Is it the people or the place that creates a neighborly community? Residents of The New Town at St. Charles are discovering that you need both in order to build the idyllic neighborhoods that seem to be part of the American psyche. Traditional Neighborhood Developments (TNDs) aren’t a new concept, but New Town is one of the most successful large-scale New Urbanist communities built on the edge of suburbia. “If you just want to drive into your garage and stay in your house, this town isn’t for you,” says resident Elizabeth Kinney. “I’d rather sit on my porch and chat with the neighbors.”
We wove water through the neighborhoods, orienting the public squares, shops, and homes to the lakes and canals,” says Marina Khoury, project director for town planners Duany Plater-Zyberk & Company. “Many suburban developments pipe storm water into hidden back ponds,” adds town architect Tim Busse. “We made it into a defining landmark.” The interconnected waterways speak to the importance of the Mississippi and Missouri Rivers that converge nearby. Just as those rivers help connect a nation, New Town’s lakes, sidewalks, footbridges, and public greens are conduits for a tight-knit community.
“The developer, Greg Whittaker, spared no expense on the public spaces,” says Marina. “Even the smallest home is grand when you can step off your porch into a beautiful park.” New Town is divided into five pedestrian-friendly neighborhoods, each with a distinct town plaza, waterfront lots, and acres of green. Residents and visitors alike share the open-air skating rink in winter and stroll the plazas in summer. “You meet people when you have a tiny yard,” says Elizabeth. “We don’t just know our neighbors―we went on vacation with them last year.”
Mix and Mingle
New Town shares roots with historic St. Charles but has its own active, outdoorsy vibe. The summer social scene revolves around free movies and music at the lakeside amphitheater on weekend nights. The town trucked in white Gulf Coast sand for beach volleyball courts and reserved a public green for the Bocce League. Brad and Brenda Reed moved their family from another suburban St. Louis neighborhood to an Arts and Crafts-style cottage near the outdoor amphitheater. “In our old neighborhood we told our kids not to cross the street. Here, it’s just the opposite. In the summer they walk to the amphitheater to watch movies, and in the winter our son lives for hockey on the canals,” says Brad. “Once you get into a rhythm for this style of living, you learn to be more neighborly.”
A Sense of Place
Critics point to Traditional Neighborhood Developments as being artificial and overpriced, but New Town’s beauty runs deeper than a row of flashy facades. “Southern towns, and especially the town squares, have a charm,” says Tim. “We toured neighborhoods in St. Louis and across the South to tie ours to places that make people feel good.”

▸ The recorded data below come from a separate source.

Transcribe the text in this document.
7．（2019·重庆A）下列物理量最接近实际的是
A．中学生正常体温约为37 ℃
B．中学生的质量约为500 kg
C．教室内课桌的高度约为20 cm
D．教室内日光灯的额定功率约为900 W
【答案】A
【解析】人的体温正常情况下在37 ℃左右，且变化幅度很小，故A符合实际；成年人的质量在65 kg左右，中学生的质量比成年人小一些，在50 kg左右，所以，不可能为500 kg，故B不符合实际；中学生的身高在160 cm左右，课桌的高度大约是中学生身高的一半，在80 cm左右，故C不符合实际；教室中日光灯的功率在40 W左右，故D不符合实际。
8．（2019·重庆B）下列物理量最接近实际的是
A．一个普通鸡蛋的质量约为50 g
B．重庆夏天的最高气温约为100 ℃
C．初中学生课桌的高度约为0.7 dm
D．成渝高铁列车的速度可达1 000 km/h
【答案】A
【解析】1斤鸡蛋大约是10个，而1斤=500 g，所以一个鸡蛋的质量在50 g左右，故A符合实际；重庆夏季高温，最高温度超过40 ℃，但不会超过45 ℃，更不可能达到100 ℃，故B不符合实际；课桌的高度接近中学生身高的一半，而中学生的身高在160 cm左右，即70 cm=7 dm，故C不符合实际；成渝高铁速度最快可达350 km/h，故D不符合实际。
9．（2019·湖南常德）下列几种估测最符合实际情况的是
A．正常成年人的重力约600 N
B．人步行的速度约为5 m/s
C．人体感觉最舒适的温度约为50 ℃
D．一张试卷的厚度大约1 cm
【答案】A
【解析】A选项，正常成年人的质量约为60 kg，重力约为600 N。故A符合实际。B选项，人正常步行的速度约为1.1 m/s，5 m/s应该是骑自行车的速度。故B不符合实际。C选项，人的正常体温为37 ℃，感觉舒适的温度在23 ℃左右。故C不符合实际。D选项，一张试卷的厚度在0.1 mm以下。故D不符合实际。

The neighborhood market is modeled after a popular mercantile that burned to the ground many years ago in historic St. Charles. New Town’s row houses are based on similar homes in a well-established St. Louis neighborhood. The organic farm near the edge of the community preserves a portion of the original river farmland.
Plan a Visit
Think you might want to live in a community like New Town? You don’t have to move here―almost all of the amenities are open to the public. Wide sidewalks and narrow streets encourage you to park the car and explore. You’ll feel like a local before the day is through.
Find community information and events at www.newtownatstcharles.com.
The New Town at St. Charles isn’t for the suburban dweller looking for a big yard behind a privacy fence. The location is the suburbs, but it has the know-your-neighbors feel of a small town combined with inviting public spaces like those in Charleston or Savannah.
- Can I afford it? A 626-square-foot, 1-bedroom, 1-bath loft has a base price of $99,500. A 4-bedroom, 21⁄2-bath detached single-family home recently sold for $417,000.
- Where’s the old town? Historic St. Charles, less than 5 miles south of The New Town at St. Charles, is popular with tourists strolling its Main Street.
- Where’s the best place to relax? “Almost half the homes have two-story porches,” says town architect Tim Busse. “The upper porches give you a private tree house feel.”
Homes With History
Many of the homes in The New Town at St. Charles trace their roots to a Midwest version of the National Style or Missouri farmhouses. The National Style was popular during the westward expansion of America in the early- to mid-1800s. The style’s hallmarks are low-pitched roofs, wide bands of trim, and symmetrical placement of windows. “The homes are fairly simple to keep them more affordable,” says Marina. “Their elegance comes from attention to proportions and detailing.” We applaud this new neighborhood and others like it for finding a balance between cookie-cutter cottages and a smorgasbord of architectural styles.